Cancer Biol Med. 2015 Mar;12(1):53-9. doi: 10.7497/j.issn.2095-3941.2015.0005.
Differentiated thyroid carcinomas (DTCs) are classified into papillary thyroid carcinoma (PTC) and follicular thyroid carcinoma (FTC). DTCs are analyzed as a single group in clinical studies that investigated the prognostic factors and prognosis of these malignancies. However, the biological behaviors of these carcinomas significantly differ. In the present study, we aimed to detect differences in the outcomes between PTC and FTC in Mansoura University Hospital in Egypt.
A total of 558 patients with histologically proven thyroid carcinomas from January 2003 to December 2012 were retrospectively enrolled. The clinical and pathological data of patients were reviewed.
Large primary tumor size, lymph node involvement, extrathyroid extension, and distant metastasis were significant poor prognostic factors for overall survival (OS) in old PTC patients. Cox hazard analysis showed that the patient's age, extra thyroid extension, and distant metastasis were the only independent prognostic factors. In FTC patients, only the distant metastasis and degree of tumor invasion were significant poor prognostic factors in OS univariate analysis. However, these factors were nonsignificant in multivariate analysis. The 10-year OS rates were 97% and 89% for PTC and FTC, respectively (P=0.003). The 10-year disease-free survival (DFS) rates were 77.2% in PTC vs. 65% in FTC (P=0.179).
The significant prognostic factors vary between the two types of DTCs. Therefore, PTC and FTC patients need to be analyzed and reported independently. PTC survival is widely and significantly affected by age, extrathyroid extension, and distant metastasis. By contrast, these factors were nonsignificant in FTC, which showed poorer survival than PTC.
分化型甲状腺癌(DTC)分为乳头状甲状腺癌(PTC)和滤泡状甲状腺癌(FTC)。
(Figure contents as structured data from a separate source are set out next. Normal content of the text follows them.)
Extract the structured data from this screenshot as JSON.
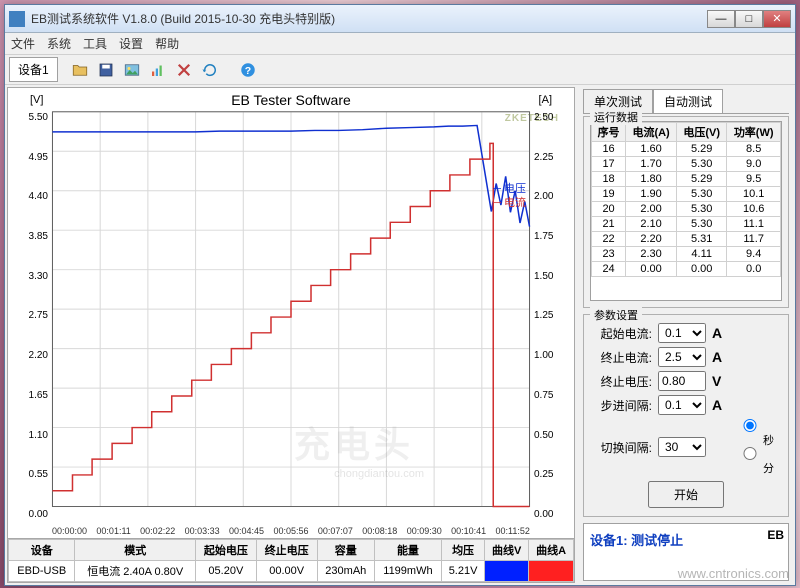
{
  "window": {
    "title": "EB测试系统软件 V1.8.0 (Build 2015-10-30 充电头特别版)"
  },
  "menu": {
    "file": "文件",
    "system": "系统",
    "tools": "工具",
    "settings": "设置",
    "help": "帮助"
  },
  "toolbar": {
    "device_tab": "设备1"
  },
  "chart": {
    "title": "EB Tester Software",
    "y_left_label": "[V]",
    "y_right_label": "[A]",
    "watermark_brand": "ZKETECH",
    "legend_v": "电压",
    "legend_a": "电流",
    "watermark_big": "充电头",
    "watermark_url": "chongdiantou.com",
    "colors": {
      "voltage": "#1030d0",
      "current": "#d03030",
      "grid": "#d8d8d8",
      "axis": "#606060",
      "bg": "#ffffff"
    },
    "y_left_ticks": [
      "5.50",
      "4.95",
      "4.40",
      "3.85",
      "3.30",
      "2.75",
      "2.20",
      "1.65",
      "1.10",
      "0.55",
      "0.00"
    ],
    "y_right_ticks": [
      "2.50",
      "2.25",
      "2.00",
      "1.75",
      "1.50",
      "1.25",
      "1.00",
      "0.75",
      "0.50",
      "0.25",
      "0.00"
    ],
    "x_ticks": [
      "00:00:00",
      "00:01:11",
      "00:02:22",
      "00:03:33",
      "00:04:45",
      "00:05:56",
      "00:07:07",
      "00:08:18",
      "00:09:30",
      "00:10:41",
      "00:11:52"
    ],
    "ylim_left": [
      0,
      5.5
    ],
    "ylim_right": [
      0,
      2.5
    ],
    "voltage_series": [
      [
        0.0,
        5.22
      ],
      [
        0.05,
        5.22
      ],
      [
        0.1,
        5.22
      ],
      [
        0.15,
        5.22
      ],
      [
        0.2,
        5.22
      ],
      [
        0.25,
        5.22
      ],
      [
        0.3,
        5.22
      ],
      [
        0.35,
        5.23
      ],
      [
        0.4,
        5.23
      ],
      [
        0.45,
        5.23
      ],
      [
        0.5,
        5.23
      ],
      [
        0.55,
        5.24
      ],
      [
        0.6,
        5.24
      ],
      [
        0.65,
        5.25
      ],
      [
        0.7,
        5.27
      ],
      [
        0.75,
        5.28
      ],
      [
        0.8,
        5.29
      ],
      [
        0.83,
        5.3
      ],
      [
        0.86,
        5.3
      ],
      [
        0.89,
        5.31
      ],
      [
        0.92,
        4.11
      ],
      [
        0.93,
        4.5
      ],
      [
        0.94,
        4.2
      ],
      [
        0.95,
        4.6
      ],
      [
        0.96,
        4.1
      ],
      [
        0.97,
        4.4
      ],
      [
        0.98,
        3.95
      ],
      [
        0.99,
        4.25
      ],
      [
        1.0,
        3.9
      ]
    ],
    "current_series": [
      [
        0.0,
        0.1
      ],
      [
        0.042,
        0.1
      ],
      [
        0.042,
        0.2
      ],
      [
        0.083,
        0.2
      ],
      [
        0.083,
        0.3
      ],
      [
        0.125,
        0.3
      ],
      [
        0.125,
        0.4
      ],
      [
        0.167,
        0.4
      ],
      [
        0.167,
        0.5
      ],
      [
        0.208,
        0.5
      ],
      [
        0.208,
        0.6
      ],
      [
        0.25,
        0.6
      ],
      [
        0.25,
        0.7
      ],
      [
        0.292,
        0.7
      ],
      [
        0.292,
        0.8
      ],
      [
        0.333,
        0.8
      ],
      [
        0.333,
        0.9
      ],
      [
        0.375,
        0.9
      ],
      [
        0.375,
        1.0
      ],
      [
        0.417,
        1.0
      ],
      [
        0.417,
        1.1
      ],
      [
        0.458,
        1.1
      ],
      [
        0.458,
        1.2
      ],
      [
        0.5,
        1.2
      ],
      [
        0.5,
        1.3
      ],
      [
        0.542,
        1.3
      ],
      [
        0.542,
        1.4
      ],
      [
        0.583,
        1.4
      ],
      [
        0.583,
        1.5
      ],
      [
        0.625,
        1.5
      ],
      [
        0.625,
        1.6
      ],
      [
        0.667,
        1.6
      ],
      [
        0.667,
        1.7
      ],
      [
        0.708,
        1.7
      ],
      [
        0.708,
        1.8
      ],
      [
        0.75,
        1.8
      ],
      [
        0.75,
        1.9
      ],
      [
        0.792,
        1.9
      ],
      [
        0.792,
        2.0
      ],
      [
        0.833,
        2.0
      ],
      [
        0.833,
        2.1
      ],
      [
        0.875,
        2.1
      ],
      [
        0.875,
        2.2
      ],
      [
        0.917,
        2.2
      ],
      [
        0.917,
        2.3
      ],
      [
        0.924,
        2.3
      ],
      [
        0.924,
        0.0
      ],
      [
        1.0,
        0.0
      ]
    ]
  },
  "bottom": {
    "headers": {
      "device": "设备",
      "mode": "模式",
      "start_v": "起始电压",
      "end_v": "终止电压",
      "capacity": "容量",
      "energy": "能量",
      "avg_v": "均压",
      "curve_v": "曲线V",
      "curve_a": "曲线A"
    },
    "row": {
      "device": "EBD-USB",
      "mode": "恒电流  2.40A  0.80V",
      "start_v": "05.20V",
      "end_v": "00.00V",
      "capacity": "230mAh",
      "energy": "1199mWh",
      "avg_v": "5.21V"
    }
  },
  "right_tabs": {
    "single": "单次测试",
    "auto": "自动测试"
  },
  "run_data": {
    "title": "运行数据",
    "cols": {
      "idx": "序号",
      "current": "电流(A)",
      "voltage": "电压(V)",
      "power": "功率(W)"
    },
    "rows": [
      {
        "idx": "16",
        "a": "1.60",
        "v": "5.29",
        "w": "8.5"
      },
      {
        "idx": "17",
        "a": "1.70",
        "v": "5.30",
        "w": "9.0"
      },
      {
        "idx": "18",
        "a": "1.80",
        "v": "5.29",
        "w": "9.5"
      },
      {
        "idx": "19",
        "a": "1.90",
        "v": "5.30",
        "w": "10.1"
      },
      {
        "idx": "20",
        "a": "2.00",
        "v": "5.30",
        "w": "10.6"
      },
      {
        "idx": "21",
        "a": "2.10",
        "v": "5.30",
        "w": "11.1"
      },
      {
        "idx": "22",
        "a": "2.20",
        "v": "5.31",
        "w": "11.7"
      },
      {
        "idx": "23",
        "a": "2.30",
        "v": "4.11",
        "w": "9.4"
      },
      {
        "idx": "24",
        "a": "0.00",
        "v": "0.00",
        "w": "0.0"
      }
    ]
  },
  "params": {
    "title": "参数设置",
    "labels": {
      "start_i": "起始电流:",
      "end_i": "终止电流:",
      "end_v": "终止电压:",
      "step": "步进间隔:",
      "switch": "切换间隔:"
    },
    "values": {
      "start_i": "0.1",
      "end_i": "2.5",
      "end_v": "0.80",
      "step": "0.1",
      "switch": "30"
    },
    "units": {
      "a": "A",
      "v": "V"
    },
    "radio": {
      "sec": "秒",
      "min": "分"
    },
    "start_btn": "开始"
  },
  "status": {
    "text": "设备1: 测试停止",
    "brand": "EB"
  },
  "site_watermark": "www.cntronics.com"
}
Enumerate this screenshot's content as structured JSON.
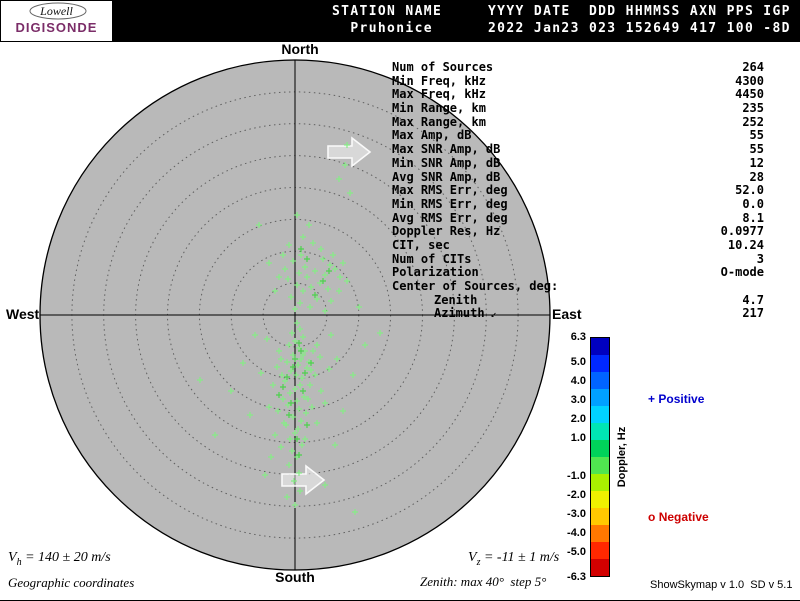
{
  "header": {
    "logo": {
      "line1": "Lowell",
      "line2": "DIGISONDE",
      "brand_color": "#7b2d68"
    },
    "line1": "STATION NAME     YYYY DATE  DDD HHMMSS AXN PPS IGP",
    "line2": "  Pruhonice      2022 Jan23 023 152649 417 100 -8D"
  },
  "compass": {
    "north": "North",
    "south": "South",
    "west": "West",
    "east": "East"
  },
  "stats": {
    "rows": [
      [
        "Num of Sources",
        "264"
      ],
      [
        "Min Freq, kHz",
        "4300"
      ],
      [
        "Max Freq, kHz",
        "4450"
      ],
      [
        "Min Range, km",
        "235"
      ],
      [
        "Max Range, km",
        "252"
      ],
      [
        "Max Amp, dB",
        "55"
      ],
      [
        "Max SNR Amp, dB",
        "55"
      ],
      [
        "Min SNR Amp, dB",
        "12"
      ],
      [
        "Avg SNR Amp, dB",
        "28"
      ],
      [
        "Max RMS Err, deg",
        "52.0"
      ],
      [
        "Min RMS Err, deg",
        "0.0"
      ],
      [
        "Avg RMS Err, deg",
        "8.1"
      ],
      [
        "Doppler Res, Hz",
        "0.0977"
      ],
      [
        "CIT, sec",
        "10.24"
      ],
      [
        "Num of CITs",
        "3"
      ],
      [
        "Polarization",
        "O-mode"
      ]
    ],
    "center_header": "Center of Sources, deg:",
    "center_rows": [
      {
        "label": "Zenith",
        "value": "4.7"
      },
      {
        "label": "Azimuth",
        "value": "217",
        "arrow": "↙"
      }
    ]
  },
  "colorbar": {
    "title": "Doppler, Hz",
    "range": [
      -6.3,
      6.3
    ],
    "ticks": [
      "6.3",
      "5.0",
      "4.0",
      "3.0",
      "2.0",
      "1.0",
      "-1.0",
      "-2.0",
      "-3.0",
      "-4.0",
      "-5.0",
      "-6.3"
    ],
    "colors": [
      "#0000c0",
      "#0028ff",
      "#0064ff",
      "#00a0ff",
      "#00d2ff",
      "#00e6b4",
      "#00d25a",
      "#50e650",
      "#aaf000",
      "#f0f000",
      "#ffc800",
      "#ff7800",
      "#ff2800",
      "#d20000"
    ]
  },
  "legend": {
    "positive": {
      "marker": "+",
      "label": "Positive",
      "color": "#0000cd"
    },
    "negative": {
      "marker": "o",
      "label": "Negative",
      "color": "#cd0000"
    }
  },
  "footer": {
    "vh": {
      "v": "V",
      "sub": "h",
      "rest": " = 140 ± 20 m/s"
    },
    "vz": {
      "v": "V",
      "sub": "z",
      "rest": " = -11 ± 1 m/s"
    },
    "coords": "Geographic coordinates",
    "zenith_note": "Zenith: max 40°  step 5°",
    "version": "ShowSkymap v 1.0  SD v 5.1"
  },
  "chart_data": {
    "type": "scatter",
    "projection": "polar-skymap",
    "zenith_max_deg": 40,
    "zenith_step_deg": 5,
    "rings_deg": [
      5,
      10,
      15,
      20,
      25,
      30,
      35,
      40
    ],
    "compass": [
      "North",
      "East",
      "South",
      "West"
    ],
    "colorbar": {
      "label": "Doppler, Hz",
      "min": -6.3,
      "max": 6.3
    },
    "marker": "plus",
    "center": [
      295,
      315
    ],
    "radius_px": 255,
    "point_colors": {
      "main": "#86ec86",
      "alt": "#4cd24c"
    },
    "units": "points are [dx,dy] pixel offsets from plot center; +x=East, +y=South",
    "points": [
      [
        2,
        8
      ],
      [
        5,
        14
      ],
      [
        -3,
        18
      ],
      [
        8,
        22
      ],
      [
        0,
        26
      ],
      [
        -6,
        30
      ],
      [
        4,
        33
      ],
      [
        10,
        36
      ],
      [
        -2,
        40
      ],
      [
        6,
        44
      ],
      [
        -8,
        47
      ],
      [
        3,
        50
      ],
      [
        12,
        53
      ],
      [
        -4,
        56
      ],
      [
        1,
        60
      ],
      [
        7,
        63
      ],
      [
        -10,
        66
      ],
      [
        5,
        70
      ],
      [
        0,
        74
      ],
      [
        -5,
        78
      ],
      [
        9,
        82
      ],
      [
        2,
        86
      ],
      [
        -7,
        90
      ],
      [
        4,
        94
      ],
      [
        11,
        98
      ],
      [
        -2,
        102
      ],
      [
        6,
        106
      ],
      [
        -9,
        110
      ],
      [
        3,
        114
      ],
      [
        0,
        118
      ],
      [
        -5,
        124
      ],
      [
        7,
        130
      ],
      [
        -3,
        136
      ],
      [
        2,
        142
      ],
      [
        -6,
        150
      ],
      [
        4,
        158
      ],
      [
        -1,
        166
      ],
      [
        8,
        40
      ],
      [
        14,
        47
      ],
      [
        18,
        36
      ],
      [
        22,
        30
      ],
      [
        16,
        55
      ],
      [
        20,
        60
      ],
      [
        25,
        42
      ],
      [
        -14,
        44
      ],
      [
        -18,
        52
      ],
      [
        -13,
        60
      ],
      [
        -16,
        36
      ],
      [
        -22,
        70
      ],
      [
        -12,
        84
      ],
      [
        -17,
        96
      ],
      [
        -11,
        108
      ],
      [
        15,
        70
      ],
      [
        13,
        84
      ],
      [
        17,
        92
      ],
      [
        -20,
        120
      ],
      [
        -14,
        132
      ],
      [
        10,
        124
      ],
      [
        -24,
        142
      ],
      [
        5,
        176
      ],
      [
        -8,
        182
      ],
      [
        0,
        190
      ],
      [
        0,
        -6
      ],
      [
        5,
        -12
      ],
      [
        -4,
        -18
      ],
      [
        8,
        -24
      ],
      [
        2,
        -30
      ],
      [
        -7,
        -36
      ],
      [
        4,
        -42
      ],
      [
        10,
        -48
      ],
      [
        -2,
        -54
      ],
      [
        6,
        -60
      ],
      [
        12,
        -38
      ],
      [
        16,
        -28
      ],
      [
        20,
        -44
      ],
      [
        25,
        -32
      ],
      [
        30,
        -40
      ],
      [
        35,
        -50
      ],
      [
        28,
        -56
      ],
      [
        40,
        -46
      ],
      [
        45,
        -38
      ],
      [
        33,
        -26
      ],
      [
        22,
        -16
      ],
      [
        15,
        -8
      ],
      [
        38,
        -60
      ],
      [
        48,
        -52
      ],
      [
        26,
        -66
      ],
      [
        18,
        -72
      ],
      [
        8,
        -78
      ],
      [
        -6,
        -70
      ],
      [
        -12,
        -60
      ],
      [
        -10,
        -46
      ],
      [
        -16,
        -38
      ],
      [
        44,
        -24
      ],
      [
        52,
        -34
      ],
      [
        36,
        -14
      ],
      [
        30,
        -4
      ],
      [
        50,
        -150
      ],
      [
        44,
        -136
      ],
      [
        55,
        -122
      ],
      [
        -40,
        20
      ],
      [
        -52,
        48
      ],
      [
        -64,
        76
      ],
      [
        -45,
        100
      ],
      [
        -95,
        65
      ],
      [
        -80,
        120
      ],
      [
        60,
        197
      ],
      [
        30,
        170
      ],
      [
        -30,
        160
      ],
      [
        70,
        30
      ],
      [
        85,
        18
      ],
      [
        64,
        -8
      ],
      [
        58,
        60
      ],
      [
        48,
        96
      ],
      [
        40,
        130
      ],
      [
        -36,
        -90
      ],
      [
        52,
        -170
      ],
      [
        -28,
        24
      ],
      [
        -34,
        58
      ],
      [
        26,
        76
      ],
      [
        34,
        54
      ],
      [
        30,
        88
      ],
      [
        22,
        108
      ],
      [
        -26,
        92
      ],
      [
        36,
        20
      ],
      [
        42,
        44
      ],
      [
        -20,
        -24
      ],
      [
        -26,
        -52
      ],
      [
        14,
        -90
      ],
      [
        2,
        -100
      ]
    ],
    "points_alt": [
      [
        4,
        28
      ],
      [
        -2,
        52
      ],
      [
        8,
        76
      ],
      [
        -6,
        100
      ],
      [
        2,
        124
      ],
      [
        10,
        58
      ],
      [
        -12,
        72
      ],
      [
        6,
        36
      ],
      [
        -4,
        88
      ],
      [
        12,
        110
      ],
      [
        0,
        44
      ],
      [
        -8,
        62
      ],
      [
        16,
        48
      ],
      [
        -16,
        80
      ],
      [
        4,
        140
      ],
      [
        20,
        -20
      ],
      [
        28,
        -34
      ],
      [
        12,
        -56
      ],
      [
        34,
        -44
      ],
      [
        6,
        -66
      ]
    ]
  }
}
在研究这些恶性肿瘤的预后因素和预后的临床研究中,DTC被作为一个单一的组进行分析。然而,这些癌的生物学行为有显著差异。在本研究中,我们旨在检测埃及曼苏拉大学医院PTC和FTC患者的预后差异。
回顾性纳入2003年1月至2012年12月期间558例经组织学证实的甲状腺癌患者。对患者的临床和病理数据进行了回顾。
在老年PTC患者中,原发肿瘤体积大、淋巴结受累、甲状腺外侵犯和远处转移是总生存期(OS)的显著不良预后因素。Cox风险分析显示,患者年龄、甲状腺外侵犯和远处转移是仅有的独立预后因素。在FTC患者中,单因素分析显示远处转移和肿瘤侵犯程度是OS的显著不良预后因素。然而,在多因素分析中这些因素并不显著。PTC和FTC的10年OS率分别为97%和89%(P=0.003)。PTC的10年无病生存率(DFS)为77.2%,FTC为65%(P=0.179)。
两种类型的DTC之间显著的预后因素有所不同。因此,PTC和FTC患者需要独立分析和报告。PTC的生存广泛且显著地受到年龄、甲状腺外侵犯和远处转移的影响。相比之下,这些因素在FTC中并不显著,FTC的生存率低于PTC。